Communication Plan Step 6: Select Communication and Engagement Tools
Tool: Social Factors Vision Board (PFAS example)
Target Audience: An established community advisory group or a periodic outreach meeting, focus groups, or decision maker stakeholder group. The vision boards can also be used as starting materials for an engagement survey and interview.
Relevance/Importance to PFAS Sites: The success of public outreach in terms of exerting a positive influence on community stakeholders, in preventing and mitigating their exposure to a risk, is based on site-specific physical, psychological, sociological, and demographic characteristics or “social factors.” Identification of these social factors among individual stakeholder groups can assist practitioners in refining engagement methods and outreach material to maximize benefits to the community and meet specific needs of the targeted public sector. The vision boards developed for this toolkit incorporate social factors identified from presentations by public and community stakeholders during the USEPA PFAS community meetings (https://www.epa.gov/pfas/pfas-community-engagement) held in 2018. Thus, the social factors represent one set of community meetings and concerns. Broadly applicable conclusions cannot be derived from this information. The information presented should be considered an example and provides a starting point for practitioners to understand the stakeholder context of a PFAS-affected community. This example provides a guide for performing engagement on site-specific community concerns.
Social Factors Vison Board
Stakeholder risk perception and associated social factors, shapes individuals’ attitudes toward management of hazards that affect personal safety and public health, and play an important roles in supporting legitimacy and compliance with policies and protection measures. Due to the evolving state of the science of PFAS, including appropriate risk management strategies and relevant public policy, the present public attitude toward legitimacy and acceptance of proposed policies and strategies is hindered. Therefore, it is essential for practitioners to identify site-specific social factors within an affected community to effectively communicate risk and the proposed management strategy, as well as address misperceptions and respond to stakeholder needs.
Social science methodologies, provided under Resources below, can help practitioners to understand and identify (1) the social factors that may work in favor of or hinder risk management strategies; and (2) the social factors and stakeholders that are affected by cleanup actions. A vision board can be used as a medium for stakeholders to rate their level of importance and/or interest on applicable social factors. Identified factors can then be used to further develop SMART goals and key messages, develop public outreach materials, and select engagement methods. The overall objective is to gain deeper insight into stakeholder concerns, values, and preferred communication method to facilitate a two-way street knowledge transfer and capacity building toward a successful risk management strategy.
The vision boards, ITRC RC Social Factors Vision Board attachment, (ITRC_RC_Social Factors Vision Board AttachmentApr2020.pdf), present a series of boards, each focused on a specific topic of concern and associated social factors identified from presentations by public and community stakeholders during the USEPA PFAS community meetings held in 2018.

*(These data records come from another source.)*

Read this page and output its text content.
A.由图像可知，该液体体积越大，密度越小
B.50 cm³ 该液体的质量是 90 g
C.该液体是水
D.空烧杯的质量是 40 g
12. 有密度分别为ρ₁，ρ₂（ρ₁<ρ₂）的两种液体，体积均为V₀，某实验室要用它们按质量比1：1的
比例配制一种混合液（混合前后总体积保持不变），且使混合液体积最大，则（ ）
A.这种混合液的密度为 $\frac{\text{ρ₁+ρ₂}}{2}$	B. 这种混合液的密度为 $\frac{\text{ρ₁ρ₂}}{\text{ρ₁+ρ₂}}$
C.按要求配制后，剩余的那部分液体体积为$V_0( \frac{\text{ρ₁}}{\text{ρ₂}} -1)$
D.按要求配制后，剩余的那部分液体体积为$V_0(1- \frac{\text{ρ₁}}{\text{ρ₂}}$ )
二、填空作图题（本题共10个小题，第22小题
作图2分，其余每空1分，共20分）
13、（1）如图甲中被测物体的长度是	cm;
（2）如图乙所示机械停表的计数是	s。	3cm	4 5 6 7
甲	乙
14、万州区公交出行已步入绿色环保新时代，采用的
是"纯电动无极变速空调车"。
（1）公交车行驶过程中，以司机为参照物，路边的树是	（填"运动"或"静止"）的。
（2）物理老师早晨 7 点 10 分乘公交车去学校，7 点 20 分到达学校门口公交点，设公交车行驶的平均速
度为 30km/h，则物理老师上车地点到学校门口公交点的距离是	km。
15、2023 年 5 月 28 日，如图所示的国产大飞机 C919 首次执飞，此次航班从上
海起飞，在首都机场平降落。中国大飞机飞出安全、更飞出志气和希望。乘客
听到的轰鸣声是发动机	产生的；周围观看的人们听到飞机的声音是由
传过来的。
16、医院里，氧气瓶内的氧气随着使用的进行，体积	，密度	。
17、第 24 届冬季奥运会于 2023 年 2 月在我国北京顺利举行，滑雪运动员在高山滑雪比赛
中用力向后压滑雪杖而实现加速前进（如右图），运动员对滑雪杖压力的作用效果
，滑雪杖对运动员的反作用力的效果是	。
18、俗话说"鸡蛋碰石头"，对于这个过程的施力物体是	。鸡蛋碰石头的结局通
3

Note that vision boards for a specific project are living documents. The statements/questions and social factors should be updated to represent project-specific conditions and stakeholder concerns. Social factors presented on the toolkit vision boards are representative of affected communities’ perceptions as opposed to expert opinion based on scientific studies. The attachment was prepared as an example to provide a starting point for practitioners to understand the present needs and concerns of a PFAS affected community. In addition, the rating system presented in each board is interchangeable to any social factor topic.
Instructions for Vision Boarding
- Review findings from Steps 1 through 4 of the risk communication planning process to determine board topic(s) applicable for the engagement event.
- Revise question/statement wording and update social factors to represent site-specific findings and conditions.
- Display the board on a sturdy structure, such as an easel, cork/white board, or wall.
- Provide a handout explaining the exercise and definition for the social factors. Include the following:
- Purpose of exercise – The purpose of the vision board exercise is to identify factors that represent the community values pertaining to your neighborhood (place and loyalty), ability to bring about change (agency and power), and role of information (trust and communication) about managing risk of PFAS at the site. The feedback will assist the cleanup team with developing a risk management strategy and outreach activities that best meet the community’s needs and values.
- Feedback method – see list items 6 – 8 below
- Define topics and social factors displayed on the vision boards to ensure each participant and the practitioner has a common understanding of the factors being evaluated.
- Describe the purpose of the exercise and review each question/statement and social factor with the participants.
- Provide sticky notes, stickers or writing implements (markers preferred) for participants to provide their feedback on each board. Common methods to capture feedback include:
- Participants rate each category based on level of importance/severity.
- Participants have a set number of factors on which they can provide feedback. For example, they may each have three stickers to post under a set of factors to communicate their preference of prioritization/importance.
- Participants have one sticky note per factor to write feedback.
- Color coding of sticky notes, sticker, and writing implements can be used to categorize stakeholder groups, level of prioritization/importance, and subcategories.
- Provide a medium for participants to provide feedback on additional social factors not listed. For example, an open/blank category or a feedback form.
Collect stakeholder role and demographic data from the participants to record who provided feedback.